PASSION SELON JEAN
PASSION SELON JEAN de Antonio Tarantino, Mise en scène de Jean-Yves Ruf
Passion selon Jean, sous titré: Mystère pour deux voix. Passion, Mystère, de quoi s’agit-il? Dune version moderne de la Passion du Christ? Pas vraiment. Ils sont deux en effet, deux hommes, qui vont passer la journée à attendre dans un lieu impersonnel, la salle d’attente grise de la Caisse des pensions et retraites, qu’on veuille bien les recevoir. Ils sont deux, un malade schizophrène et son infirmier.
Nous sommes dans les années 70 en Italie, une loi a transformé les asiles de fous en hôpitaux psychiatriques, les fous sont des malades que l’on traite, qui rencontrent des psychiatres, qu’on écoute.
Le malade, Moi-Lui, se prend pour LUI, Jésus, l’infirmier, qui porte le prénom de l’apôtre bien-aimé, Jean, connaît par coeur son numéro, on ne la lui fait pas, mais ça ne le dérange pas non plus.
La journée va se passer entre délires et petits affrontements. Les quelques signaux qu’envoie le monde extérieur n’entament pas les certitudes de Moi-Lui, il est le Christ, il en a les stigmates et peut tout nous dire de son histoire. En face de lui, solide, Jean qui a bientôt fini sa semaine de travail, est là pour veiller à ce que tout se passe bien, pour vérifier que Moi-Lui a bien sur lui son numéro et son livret, puisque maintenant les malades ont des papiers, qu’il prend bien ses médicaments.
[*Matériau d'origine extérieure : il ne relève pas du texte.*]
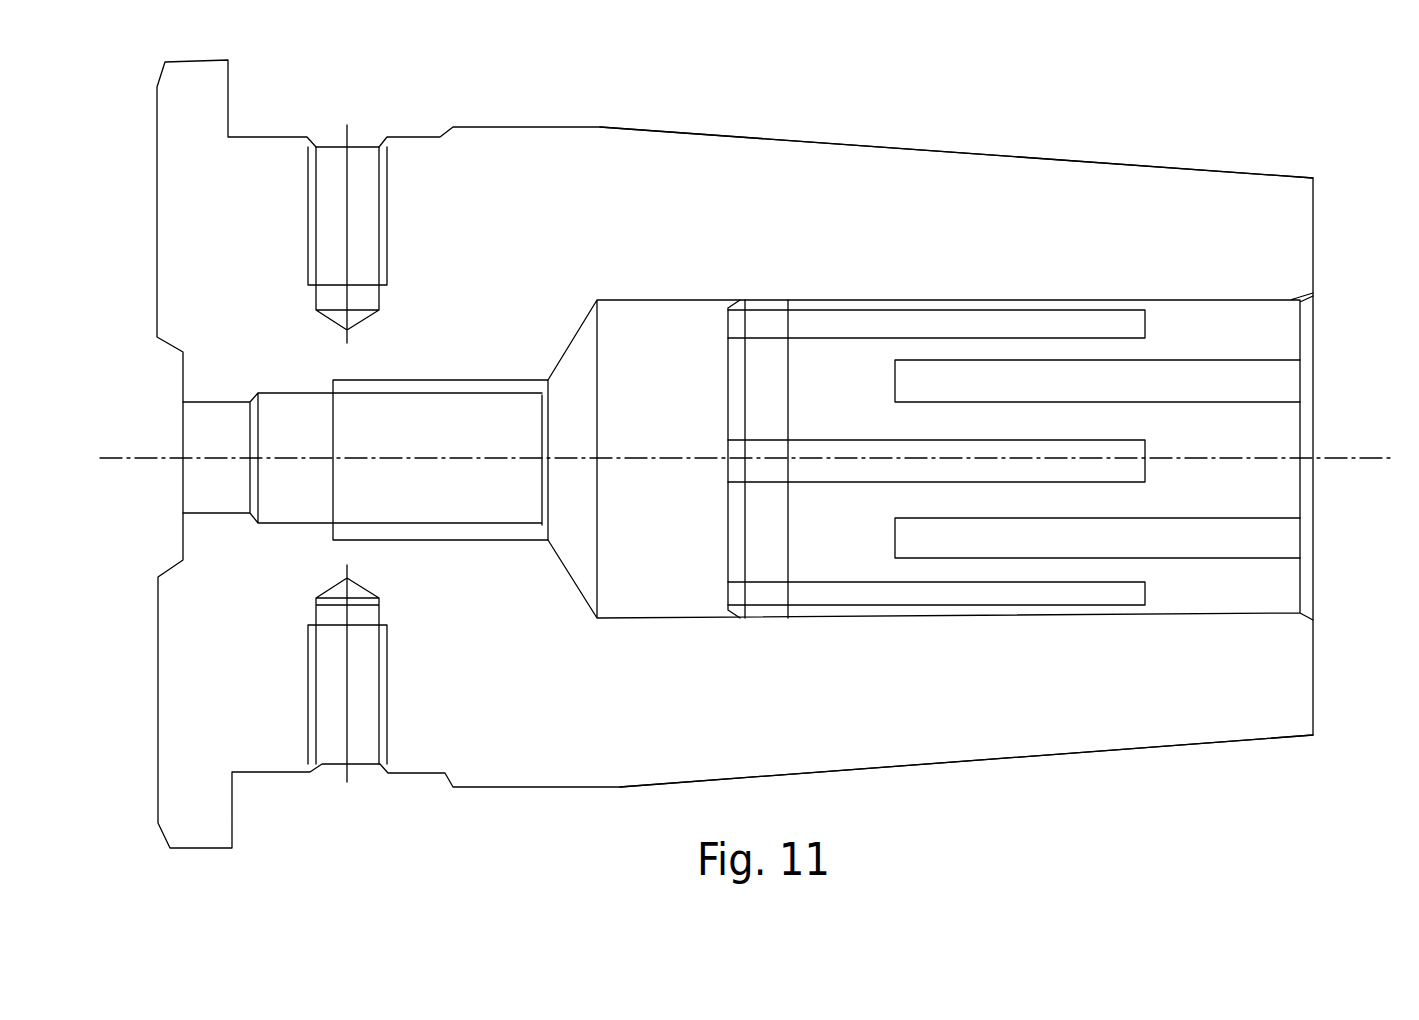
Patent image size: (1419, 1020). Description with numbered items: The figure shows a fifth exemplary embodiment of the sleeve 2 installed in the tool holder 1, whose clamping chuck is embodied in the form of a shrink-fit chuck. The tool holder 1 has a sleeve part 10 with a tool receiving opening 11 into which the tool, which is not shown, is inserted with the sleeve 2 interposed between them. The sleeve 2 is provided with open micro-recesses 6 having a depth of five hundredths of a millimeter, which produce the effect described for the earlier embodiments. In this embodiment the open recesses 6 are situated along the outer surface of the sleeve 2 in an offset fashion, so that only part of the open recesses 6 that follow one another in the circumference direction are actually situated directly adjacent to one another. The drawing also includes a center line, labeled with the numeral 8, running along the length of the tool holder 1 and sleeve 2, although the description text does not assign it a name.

The tool holder 1 is at (740, 100).
The sleeve 2 is at (954, 258).
The open micro-recesses 6 is at (833, 323).
The longitudinal axis 8 is at (1333, 457).
The sleeve part 10 is at (1135, 202).
The tool receiving opening 11 is at (1032, 570).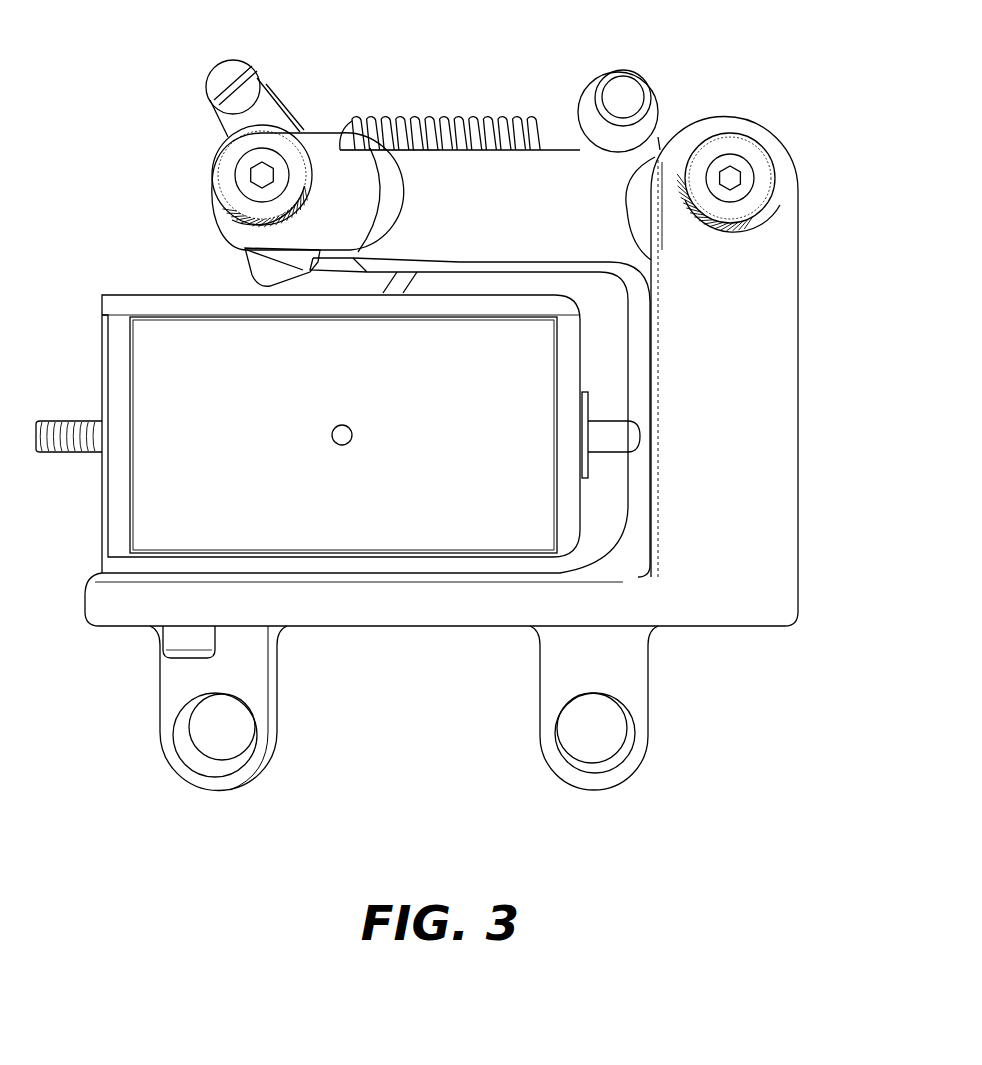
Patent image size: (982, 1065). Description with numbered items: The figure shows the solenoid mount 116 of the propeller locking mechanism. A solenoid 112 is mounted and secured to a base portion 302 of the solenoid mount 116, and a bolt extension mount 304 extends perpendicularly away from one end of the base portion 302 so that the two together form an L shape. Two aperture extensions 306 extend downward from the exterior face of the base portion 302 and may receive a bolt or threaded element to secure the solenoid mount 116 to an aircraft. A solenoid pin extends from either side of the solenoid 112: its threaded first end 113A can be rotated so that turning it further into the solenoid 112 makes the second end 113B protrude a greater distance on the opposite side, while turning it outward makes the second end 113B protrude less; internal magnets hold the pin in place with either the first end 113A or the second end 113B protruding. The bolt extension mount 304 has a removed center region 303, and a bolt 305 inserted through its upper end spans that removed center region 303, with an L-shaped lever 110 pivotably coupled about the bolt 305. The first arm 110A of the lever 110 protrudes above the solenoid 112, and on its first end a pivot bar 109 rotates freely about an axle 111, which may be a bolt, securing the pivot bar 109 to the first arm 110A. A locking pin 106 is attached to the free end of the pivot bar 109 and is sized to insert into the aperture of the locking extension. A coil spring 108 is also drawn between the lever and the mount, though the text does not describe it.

The locking pin 106 is at (213, 72).
The spring 108 is at (388, 123).
The pivot bar 109 is at (262, 272).
The lever 110 is at (518, 185).
The first arm 110A is at (433, 197).
The axle 111 is at (238, 177).
The solenoid 112 is at (178, 338).
The first end of solenoid pin 113A is at (57, 452).
The second end of solenoid pin 113B is at (605, 441).
The solenoid mount 116 is at (815, 557).
The base portion 302 is at (455, 626).
The removed center region 303 is at (822, 457).
The bolt extension mount 304 is at (773, 345).
The bolt 305 is at (747, 180).
The aperture extensions 306 is at (183, 722).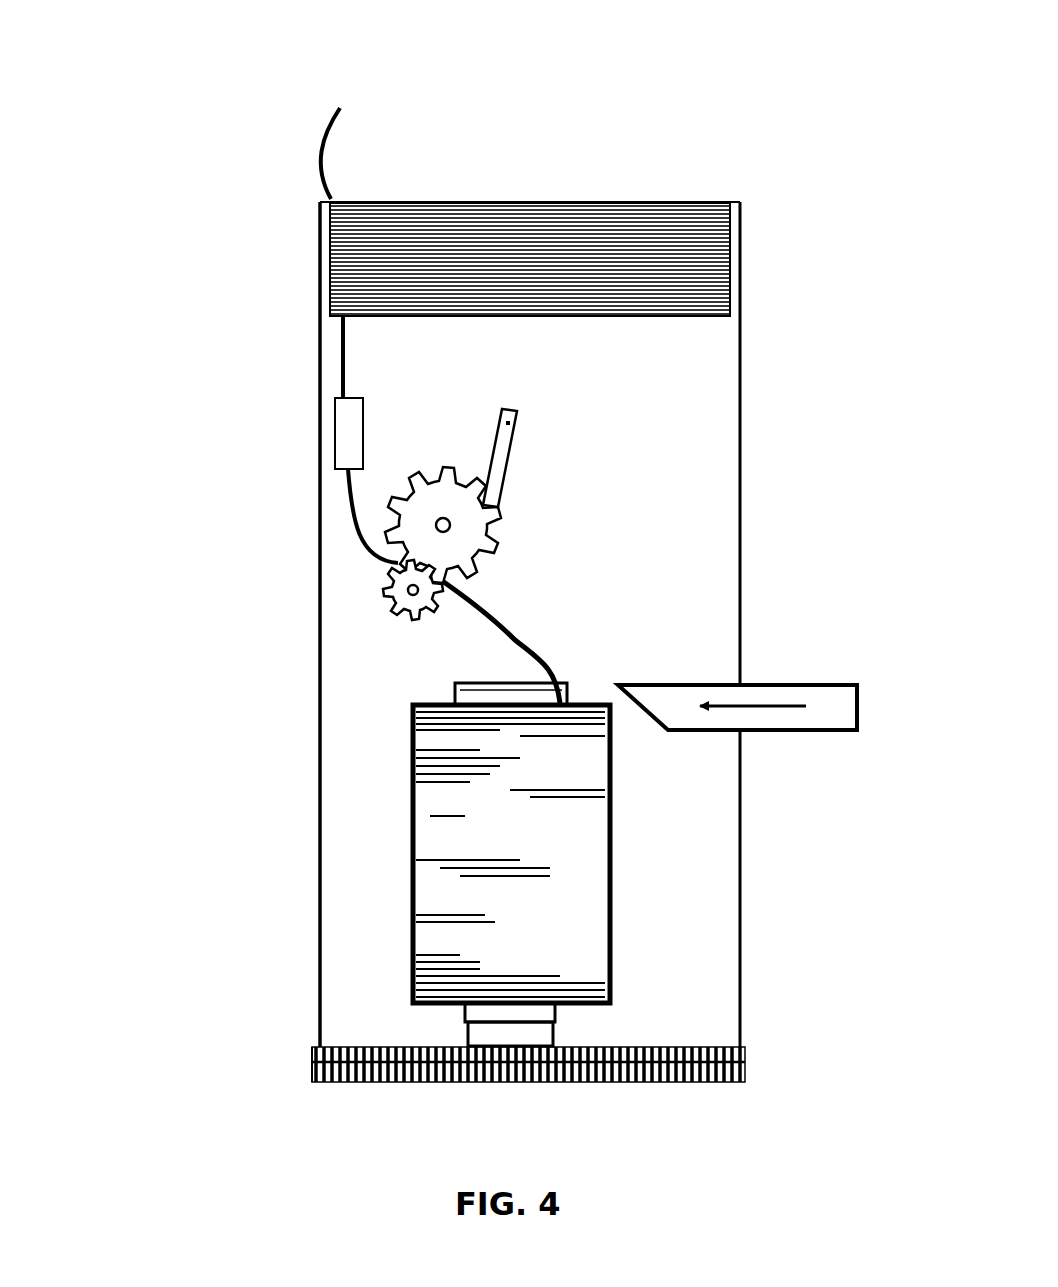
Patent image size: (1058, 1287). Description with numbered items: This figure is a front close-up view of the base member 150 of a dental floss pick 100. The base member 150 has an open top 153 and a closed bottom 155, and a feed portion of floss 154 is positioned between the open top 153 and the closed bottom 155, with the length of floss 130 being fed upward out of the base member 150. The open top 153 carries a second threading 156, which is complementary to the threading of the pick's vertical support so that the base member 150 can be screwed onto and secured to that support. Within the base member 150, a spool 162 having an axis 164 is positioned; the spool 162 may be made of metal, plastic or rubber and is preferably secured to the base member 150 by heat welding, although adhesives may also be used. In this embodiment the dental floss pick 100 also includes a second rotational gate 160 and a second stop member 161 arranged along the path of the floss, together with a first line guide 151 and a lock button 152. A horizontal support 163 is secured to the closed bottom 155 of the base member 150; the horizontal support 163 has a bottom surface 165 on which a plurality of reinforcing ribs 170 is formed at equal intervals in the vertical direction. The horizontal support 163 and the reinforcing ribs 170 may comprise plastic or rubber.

The dental floss pick 100 is at (112, 53).
The length of floss 130 is at (303, 158).
The base member 150 is at (817, 606).
The first line guide 151 is at (315, 421).
The lock button 152 is at (876, 729).
The open top 153 is at (303, 209).
The feed portion of floss 154 is at (630, 838).
The closed bottom 155 is at (680, 1041).
The second threading 156 is at (762, 235).
The second rotational gate 160 is at (380, 588).
The second stop member 161 is at (530, 453).
The spool 162 is at (466, 1033).
The horizontal support 163 is at (316, 1053).
The axis 164 is at (466, 1012).
The bottom surface 165 is at (316, 1064).
The reinforcing ribs 170 is at (754, 1066).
Entre eux une complicité qui se traduit par un jeu autour des cigarettes interdites.
Nous ne sommes pas dans du théâtre documentaire, et ce n’est pas une pièce sur la schizophrénie. Antonio Tarantino qui écrivit pour le théâtre après avoir été designer et peintre, fut à l’origine d’un courant de théâtre, le teatro-narrazione qui replaçait l’art de l’acteur au coeur du dispositif théâtral, qui donnait la part belle à la parole. C’est un théâtre de paroles, de langues qui s’affrontent. Tarantino a donné à Moi-Lui une langue d’une inventivité folle, faite de ressassements, de mots tronqués, inventés, d’ellipses, de va-et-vient entre la réalité et le délire. Dialogue cocasse entre celui qui s’évade dans un monde à la mesure de son délire et celui qui est rivé au quotidien de sa fonction.
Paul Minthe est Moi-Lui, fragile, nerveux, absolument fabuleux de malice; d’un geste il signifie celui à qui il s’identifie , l’abandonne pour réclamer une Camel ou pour vérifier qu’il est bien sur la bonne liste, puis repart au jardin de Gethsemani. Olivier Cruveiller, massif, bougon, lui oppose la morosité rageuse d’une vie sans fantaisie. Ces comédiens ont fait découvrir le texte à Jean-Yves Ruf en l’invitant à une lecture, et il s’est passionné pour cette partition à deux voix, pour la rencontre de deux logiques, pour ce travail sur la langue de ceux qui transforment la réalité par une construction/déconstruction savante. Le spectacle est magnifique et troublant, il nous renvoie à notre peur de ce qui pour nous est étranger mais que, l’espace d’un instant, nous croyons avoir approché. Une mention spéciale à la traduction virtuose de Jean-Paul Manganaro.
Françoise du Chaxel.
THEATRE 71 de Malakoff, jusqu’au 16 Avril. T: 01 55 48 91 00
Le texte de la pièce est édité aux Solitaires intempestifs.